Year to date through the end of the third quarter, DCAI revenues are off 22.5 percent to $11.54 billion, and Intel said in the 10-Q that server volumes are off 41 percent but ASPs are up 17 percent. Sales of FPGAs also helped boost revenues but going forward, despite product launches, Intel seems to be entering a slowing period of FPGA sales. For the nine months, DCAI has an operating loss of $608 million, compared to an operating gain of $1.92 billion against $14.89 billion in sales in the first three months of 2022.

As far as we can tell, Q1 2023 was a local minima for Intel, financially speaking, in the datacenter. It remains to be seen if it is an absolute minima.

Now, DCAI covers a lot of the datacenter business at Intel, but not all of it. Its Network and Edge, or NEX, group also sells gear into the datacenter and its edge extension. In Q3, NEX sales were off 36 percent to $1,45 billion, and operating income was down 77.3 percent to $17 million. For the nine months, NEX sales are off 36.8 percent to $4.3 billion and in terms of profits, has shifted from an operating income of $682 million in the first nine months of 2022 to an operating loss of $470 million in the first three quarters of 2023. Ouch.

Add DCAI and NEX together and you geta  kind of proxy for what used to be called Data Center Group in the old days, and if you add up pieces of the old flash, storage, FPGA, and IoT businesses that Intel used to have, you can get a proxy for what Intel’s “real” datacenter business looked like over time and how it has changed in the wake of product divestitures, product shutdowns, and competitive pressures. Like this:

No one watching Intel rise through the 2000s and 2010s would have expected the Intel datacenter business to dip below that red line in the chart above into operating red ink. It seemed, as was said many times in The Princess Bride, inconceivable.

The discontinued Optane 3D XPoint persistent memory, which was used solely in servers, is now part of the Other revenue and operating income – well, operating loss – category, and we are being generous and not trying to allocate a portion of the $2.25 billion in operating losses Intel posted in the Other segment in Q3 2023 to the “datacenter” business as we show it above.

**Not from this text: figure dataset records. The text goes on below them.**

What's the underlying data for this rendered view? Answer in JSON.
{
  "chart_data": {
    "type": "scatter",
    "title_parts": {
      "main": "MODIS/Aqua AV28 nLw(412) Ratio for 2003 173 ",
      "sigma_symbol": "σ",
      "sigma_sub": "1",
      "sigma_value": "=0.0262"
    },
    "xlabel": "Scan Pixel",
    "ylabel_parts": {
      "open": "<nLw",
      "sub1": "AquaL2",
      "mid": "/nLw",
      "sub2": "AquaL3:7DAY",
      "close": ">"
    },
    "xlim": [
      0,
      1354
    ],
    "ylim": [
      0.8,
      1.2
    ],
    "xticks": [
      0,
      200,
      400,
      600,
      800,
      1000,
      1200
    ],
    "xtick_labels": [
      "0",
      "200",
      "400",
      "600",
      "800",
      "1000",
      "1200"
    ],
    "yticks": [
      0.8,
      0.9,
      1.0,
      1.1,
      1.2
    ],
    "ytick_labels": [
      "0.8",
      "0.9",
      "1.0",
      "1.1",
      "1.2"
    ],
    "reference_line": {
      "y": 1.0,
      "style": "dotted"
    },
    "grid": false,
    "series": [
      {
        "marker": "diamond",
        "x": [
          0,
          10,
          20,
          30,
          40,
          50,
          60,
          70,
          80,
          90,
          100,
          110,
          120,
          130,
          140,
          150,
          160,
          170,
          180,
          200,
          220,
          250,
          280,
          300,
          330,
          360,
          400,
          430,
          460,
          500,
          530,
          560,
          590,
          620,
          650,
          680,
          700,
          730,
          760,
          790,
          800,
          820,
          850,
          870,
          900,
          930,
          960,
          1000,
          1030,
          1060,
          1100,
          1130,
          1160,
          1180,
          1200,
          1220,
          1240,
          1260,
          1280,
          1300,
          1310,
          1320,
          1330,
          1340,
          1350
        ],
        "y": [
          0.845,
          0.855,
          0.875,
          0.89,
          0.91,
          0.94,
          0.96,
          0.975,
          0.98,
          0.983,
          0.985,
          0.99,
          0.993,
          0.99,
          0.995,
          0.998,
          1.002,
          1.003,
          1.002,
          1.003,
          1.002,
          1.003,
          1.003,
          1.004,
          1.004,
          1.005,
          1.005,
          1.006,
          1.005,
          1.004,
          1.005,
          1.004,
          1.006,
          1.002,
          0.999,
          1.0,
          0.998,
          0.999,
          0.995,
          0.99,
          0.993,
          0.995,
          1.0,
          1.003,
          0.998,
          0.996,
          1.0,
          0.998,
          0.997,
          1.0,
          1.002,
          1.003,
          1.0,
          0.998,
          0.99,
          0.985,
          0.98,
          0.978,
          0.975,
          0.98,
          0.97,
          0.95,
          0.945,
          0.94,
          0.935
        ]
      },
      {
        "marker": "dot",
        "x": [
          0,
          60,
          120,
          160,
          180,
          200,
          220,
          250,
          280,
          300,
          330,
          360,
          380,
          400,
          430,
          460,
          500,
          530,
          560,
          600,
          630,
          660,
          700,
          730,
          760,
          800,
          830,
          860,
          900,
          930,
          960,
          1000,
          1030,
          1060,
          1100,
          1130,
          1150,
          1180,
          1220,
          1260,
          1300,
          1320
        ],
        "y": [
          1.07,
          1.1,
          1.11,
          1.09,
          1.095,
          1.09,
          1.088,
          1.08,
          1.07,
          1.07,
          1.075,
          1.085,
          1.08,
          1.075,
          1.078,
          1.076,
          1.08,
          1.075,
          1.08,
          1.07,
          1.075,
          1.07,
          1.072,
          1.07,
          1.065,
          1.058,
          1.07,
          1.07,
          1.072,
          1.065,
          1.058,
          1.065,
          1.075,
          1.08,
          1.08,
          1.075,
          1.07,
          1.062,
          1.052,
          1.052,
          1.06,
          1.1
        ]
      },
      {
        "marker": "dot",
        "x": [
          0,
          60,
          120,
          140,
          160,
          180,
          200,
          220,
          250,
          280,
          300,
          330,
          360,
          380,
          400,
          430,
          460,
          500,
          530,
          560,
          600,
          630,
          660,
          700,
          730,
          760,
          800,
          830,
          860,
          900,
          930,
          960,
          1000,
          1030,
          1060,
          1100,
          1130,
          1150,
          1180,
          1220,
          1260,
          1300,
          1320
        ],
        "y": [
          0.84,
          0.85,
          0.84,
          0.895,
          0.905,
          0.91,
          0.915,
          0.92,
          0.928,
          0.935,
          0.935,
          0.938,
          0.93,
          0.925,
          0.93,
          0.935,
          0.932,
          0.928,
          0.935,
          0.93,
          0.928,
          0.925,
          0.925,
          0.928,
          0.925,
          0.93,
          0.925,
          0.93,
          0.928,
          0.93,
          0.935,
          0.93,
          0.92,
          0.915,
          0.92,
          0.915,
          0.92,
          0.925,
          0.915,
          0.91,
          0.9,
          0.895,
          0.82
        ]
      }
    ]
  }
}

Heaven only knows what the losses are for the Accelerated Computing & Graphics (AXG) business that was split up and apportioned to the DCAI and Client Computing (CCG) groups.

Funny how Intel doesn’t really talk about the Ponte Vecchio GPUs, which are deployed in the “Aurora” supercomputer at Argonne National Laboratory, any more. It’s all Gaudi 2 this and Gaudi 3 that and just wait until you see the converged Falcon Shores GPUs with Gaudi matrix math engines and Gaudi fat Ethernet pipes on the chip. . . .

By our math, Intel’s “real” datacenter business is down 19 percent to $51.7 billion and its operating income has been cut in half to $86 million, or 1.7 percent of revenues. That is a far cry from the peak Intel datacenter business, which posted $9.06 billion in sales in Q2 2020 and had an operating profit of $3.43 billion, or about 37.8 percent of revenues.